ヒナタ「わたしが弱いから、迷惑ばかりかけて……」
キリ「……あなた、弱かったの?」
「知らなかった」と言うキリに、今度はヒナタが首を傾げる。
ヒナタ「え、と……?」
キリ「私はヒナタが弱いと感じたことはなかった」
ヒナタ「で……も、アカデミーの頃から、演習試合でもいつも勝てなくて……」
キリ「それは、あなたが攻撃をすることをためらっているからでしょう」
アカデミーの頃、確かにヒナタが勝利している姿をあまり見たことがなかった。
しかし、忍術は上手いとは言えなかったが、体術でいえば、やはり彼女も日向家の娘であり、どのくノ一よりも手慣れていた。

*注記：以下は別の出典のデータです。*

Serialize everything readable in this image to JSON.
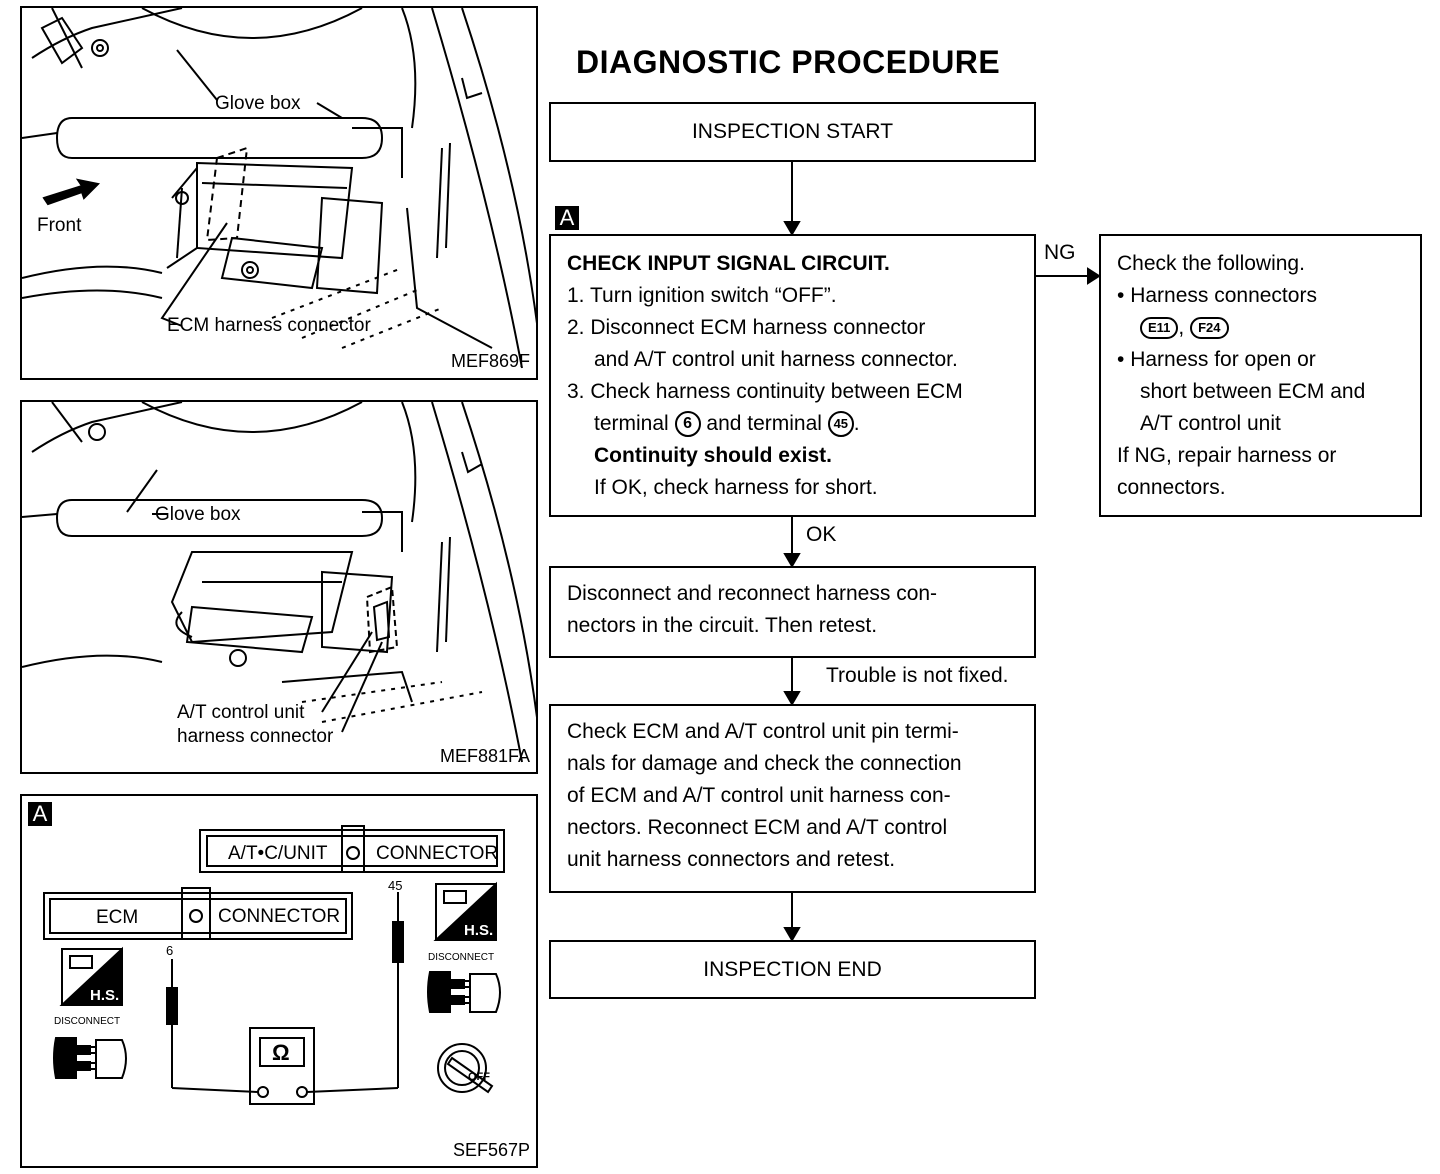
{
  "title": "DIAGNOSTIC PROCEDURE",
  "figures": [
    {
      "code": "MEF869F",
      "labels": {
        "glove_box": "Glove box",
        "front": "Front",
        "connector": "ECM harness connector"
      }
    },
    {
      "code": "MEF881FA",
      "labels": {
        "glove_box": "Glove box",
        "connector_line1": "A/T control unit",
        "connector_line2": "harness connector"
      }
    },
    {
      "code": "SEF567P",
      "tag": "A",
      "labels": {
        "atc_unit": "A/T•C/UNIT",
        "atc_connector": "CONNECTOR",
        "ecm": "ECM",
        "ecm_connector": "CONNECTOR",
        "terminal_6": "6",
        "terminal_45": "45",
        "hs": "H.S.",
        "disconnect": "DISCONNECT",
        "ohm": "Ω",
        "off": "OFF"
      }
    }
  ],
  "flow": {
    "start": "INSPECTION START",
    "step_a_tag": "A",
    "step_a": {
      "heading": "CHECK INPUT SIGNAL CIRCUIT.",
      "line1": "1. Turn ignition switch “OFF”.",
      "line2": "2. Disconnect ECM harness connector",
      "line3": "and A/T control unit harness connector.",
      "line4": "3. Check harness continuity between ECM",
      "line5_pre": "terminal",
      "terminal_a": "6",
      "line5_mid": "and terminal",
      "terminal_b": "45",
      "line5_post": ".",
      "line6": "Continuity should exist.",
      "line7": "If OK, check harness for short."
    },
    "ng_label": "NG",
    "ng_box": {
      "line1": "Check the following.",
      "bullet1": "Harness connectors",
      "conn1": "E11",
      "sep": ",",
      "conn2": "F24",
      "bullet2_line1": "Harness for open or",
      "bullet2_line2": "short between ECM and",
      "bullet2_line3": "A/T control unit",
      "line_end1": "If NG, repair harness or",
      "line_end2": "connectors."
    },
    "ok_label": "OK",
    "step_b": {
      "line1": "Disconnect and reconnect harness con-",
      "line2": "nectors in the circuit. Then retest."
    },
    "not_fixed_label": "Trouble is not fixed.",
    "step_c": {
      "line1": "Check ECM and A/T control unit pin termi-",
      "line2": "nals for damage and check the connection",
      "line3": "of ECM and A/T control unit harness con-",
      "line4": "nectors. Reconnect ECM and A/T control",
      "line5": "unit harness connectors and retest."
    },
    "end": "INSPECTION END"
  }
}
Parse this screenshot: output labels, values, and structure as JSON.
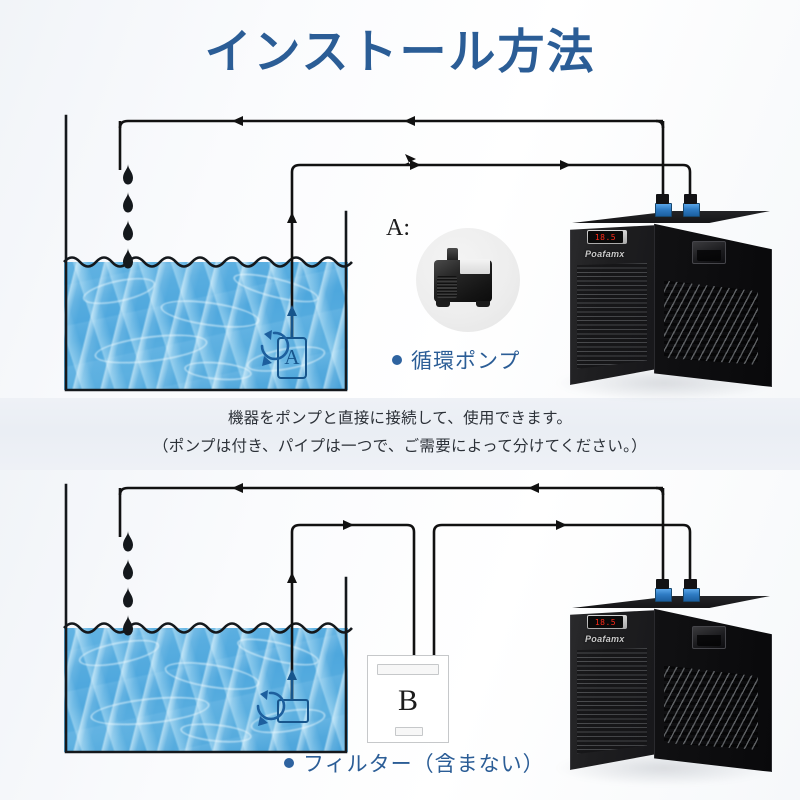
{
  "page": {
    "title": "インストール方法",
    "title_color": "#2b5d96",
    "background_color": "#fafbfd"
  },
  "caption": {
    "line1": "機器をポンプと直接に接続して、使用できます。",
    "line2": "（ポンプは付き、パイプは一つで、ご需要によって分けてください。）",
    "color": "#2c3138"
  },
  "diagram_top": {
    "name": "direct-pump-connection-diagram",
    "pump_callout_label": "A:",
    "pump_photo_name": "circulation-pump-photo",
    "tank_pump_letter": "A",
    "legend": {
      "bullet_color": "#2e63a0",
      "label": "循環ポンプ"
    },
    "chiller": {
      "brand": "Poafamx",
      "display_value": "18.5",
      "fitting_color": "#2f7cc4"
    },
    "droplets_count": 4,
    "water_color": "#4ea7dd"
  },
  "diagram_bottom": {
    "name": "filter-connection-diagram",
    "filter_letter": "B",
    "legend": {
      "bullet_color": "#2e63a0",
      "label": "フィルター（含まない）"
    },
    "chiller": {
      "brand": "Poafamx",
      "display_value": "18.5",
      "fitting_color": "#2f7cc4"
    },
    "droplets_count": 4,
    "water_color": "#4ea7dd"
  }
}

しかし、いざ相手に攻撃を。となれば迷いをみせるヒナタはその隙をつかれ、結果、あの勝率だ。
あんなに攻撃の前に〈間〉を作ってしまっては、倒せるものも倒せなくて当然だと言えば、ヒナタは戸惑いを見せる。
キリ「白眼……敵対すれば相当手強いと思うけど」
実際、キリは昔アカデミーで行われていたサバイバル演習時、ヒナタ相手に苦戦した記憶がある。
ヒナタの同班員であるキバとシノは、まだ対策出来る。
そして実力No1だと謳われていたサスケもかわすことが出来たが、唯一、白眼をもつヒナタだけには気付かれた。